Elise menarik tali bel. Para pelayan bergegas masuk, mengisi bak mandi, dan mulai memandikan Leber.
Meski begitu, Leber tidak terbangun. Ia benar-benar tidak sadarkan diri. Kemudian, Regina pingsan. Tepat sebelum kehilangan kesadaran, ia meninggalkan satu kalimat.
“Dokter bilang tidak seorang pun boleh masuk ke dalam.”
Meskipun mereka sangat penasaran tentang kondisi David, mereka tidak dapat menentang kata-kata Leber.

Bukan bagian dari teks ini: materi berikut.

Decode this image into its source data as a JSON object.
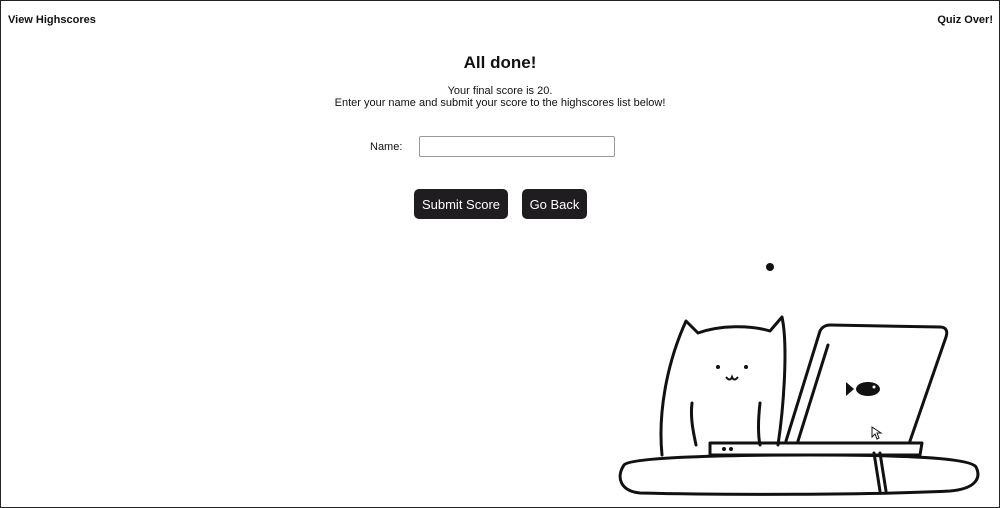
{
  "header": {
    "highscores_link": "View Highscores",
    "status": "Quiz Over!"
  },
  "main": {
    "title": "All done!",
    "score_line": "Your final score is 20.",
    "instruction_line": "Enter your name and submit your score to the highscores list below!",
    "name_label": "Name:",
    "name_value": "",
    "submit_label": "Submit Score",
    "back_label": "Go Back"
  },
  "illustration": {
    "subject": "cat-using-laptop",
    "screen_icon": "fish-icon"
  },
  "colors": {
    "button_bg": "#1f1d20",
    "button_text": "#ffffff",
    "text": "#111111",
    "background": "#ffffff"
  }
}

“Masalah yang mendesak sudah diselesaikan, jadi mari kita istirahat sebentar juga, Elise.”
Setelah mempercayakan Regina kepada para pelayan juga, Karan meraih tangan Elise dan menuntunnya keluar.
Elise dengan enggan mengikutinya, terus-menerus menoleh ke belakang.
‘Harap tetap aman.’
Dia memanjatkan doa sungguh-sungguh yang telah dipanjatkannya ribuan kali sebelumnya.
****
Elise mandi dan makan makanan ringan. Meskipun dia tidak mau makan karena kurang nafsu makan, Karan menyuapinya dan membantunya menghabiskan setengah mangkuk sup.
Setelah hampir berhasil meyakinkannya bahwa dia tidak perlu makan lagi, mereka menuju ke penjara bawah tanah.
Ketika mereka membuka pintu besi berkarat yang mengarah ke penjara bawah tanah, bau apek yang khas tercium keluar.
Bau itu membangkitkan kenangan yang telah dikubur dalam-dalam oleh Elise.
Sesaat, pandangannya menjadi gelap. Elise menarik napas dalam-dalam dan melangkah maju.
“Hati-hati.”
Karan meraih lengan Elise. Elise menoleh untuk menatapnya. Melihat tatapannya yang mantap, jantungnya yang berdebar kencang menjadi tenang.
Baru saat itulah Elise menyadari betapa tegangnya dia.
“Terima kasih, Karan.”
Dia benar-benar bersyukur dia ada di sana.
Elise menggenggam erat tangan Karan dan menunduk.
Bau dan struktur penjara bawah tanah itu sangat mirip dengan tempat Elise dipenjara.
Namun, ada satu hal yang sama sekali berbeda. Kali ini, Iris-lah yang dikurung, bukan dirinya sendiri.
Saat mereka semakin dekat ke penjara, lolongan marah semakin jelas. Suara tak menyenangkan itu berhenti saat Elise berdiri di depan jeruji besi.
“Iris, bagaimana kabarmu?”
Elise menatap Iris. Sama seperti dia yang pernah dipandang rendah sebelumnya.